With a typical cap of $1,000 or $1,500, that provision could leave you short of fully covering the most valuable artworks or jewelry pieces you own. If in doubt about their value, consider getting these possessions appraised. Jewelry appraisals can cost $50 to $150 an hour, according to Jewelry Mutual, a specialty insurer, or be priced per item. Art appraisals can begin with online guides to approximate value or involve engaging an art appraiser at a fee for a more reliable estimate, according to the Smithsonian Institute.

Add policy riders for specialty items as needed

If you indeed own items that exceed the limit, or even suspect you do, a rider to your policy will allow you to make sure you are fully covered for them.

You buy riders for the specific categories of items you require. Pricing varies from between 50 cents to $4 per $100 of coverage, depending on the insurer and what it is you're trying to insure, according to online insurance broker Insuramatch. So a jewelry rate of between $1 and $2 per $100 would cost $50 to $100 a year to, say, insure a couple of necklaces worth $2,500 each.

Such a premium cost, incurred year after year, may seem pricey simply to cover the gap between the maximum claim per item on your regular insurance and the full value of the item. (In the example of the necklaces, that gap would amount to $1,500, assuming a $1,000 per item cap in the regular policy.)

Enjoy bonus features with the riders

Rider may include several additional provisions that could save you money. For one, a rider will allow you to skip paying the usual claims deductible on your policy, says Anderson. Many homeowners have chosen to increase those amounts in recent years, to reduce their premiums, he notes, with deductibles of $1,000 and up increasingly common.

Returning to our example, then, the loss of one of those $2,500 necklaces would yield a settlement of only $500 from a regular policy that had a $1,000 deductible and a $1,500 limit in claimed value per item. A policy with a jewelry rider, by contrast, would provide you with the full $2,500 value of the piece.

Riders can additionally cover perils that your regular policy does not, Anderson says. A case in point, he says, is accidental damage or destruction of the item, which may not not be covered at all in the regular policy, even to the policy’s low per-item limit. “If your kid knocks over that expensive vase, there's no coverage for that, unless you have [accidental coverage] scheduled within a rider.”

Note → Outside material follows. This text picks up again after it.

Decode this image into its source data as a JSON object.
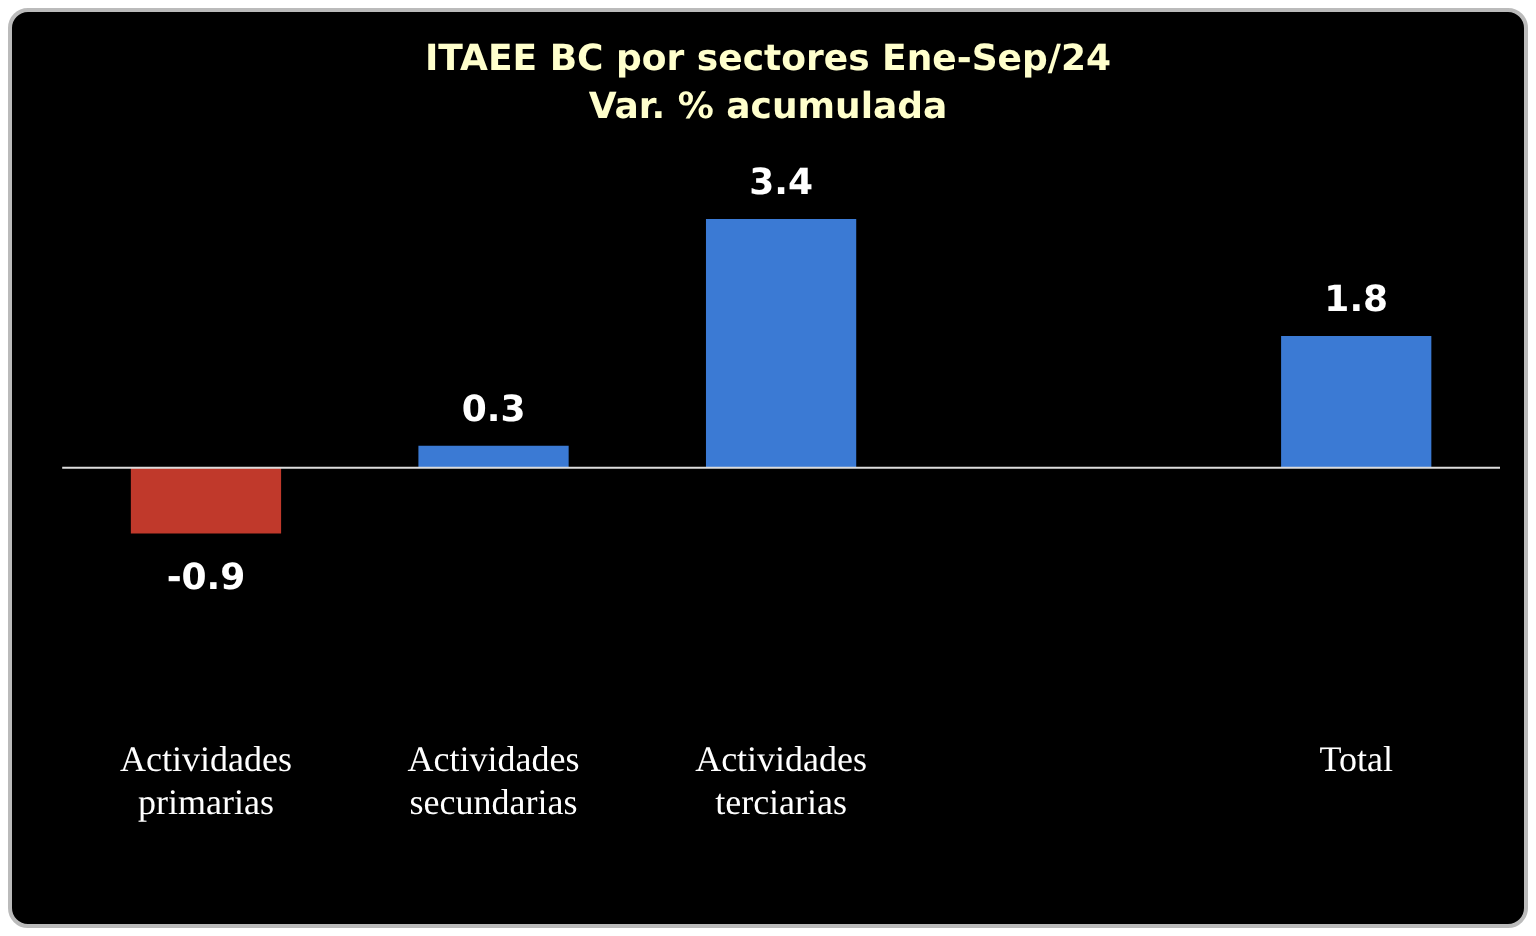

He also cites what the insurance industry terms as “mysterious disappearance,” as in the loss of an item in a way that can’t be proven as theft. Under a regular policy, a valuable piece of jewelry that, say, fell off and was never found during a night out probably wouldn’t be covered under a regular policy, he says. But a jewelry rider would likely do so, provided the insurance company was satisfied that the claim was honest and genuine.

Riders can be added or updated at any time, Anderson says. And he recommends consultation with your insurance agent to discuss the possibilities and options when it comes to coverage for specialty items. “An agent can really do a very good job of advising a customer on how best to handle some of those situations.”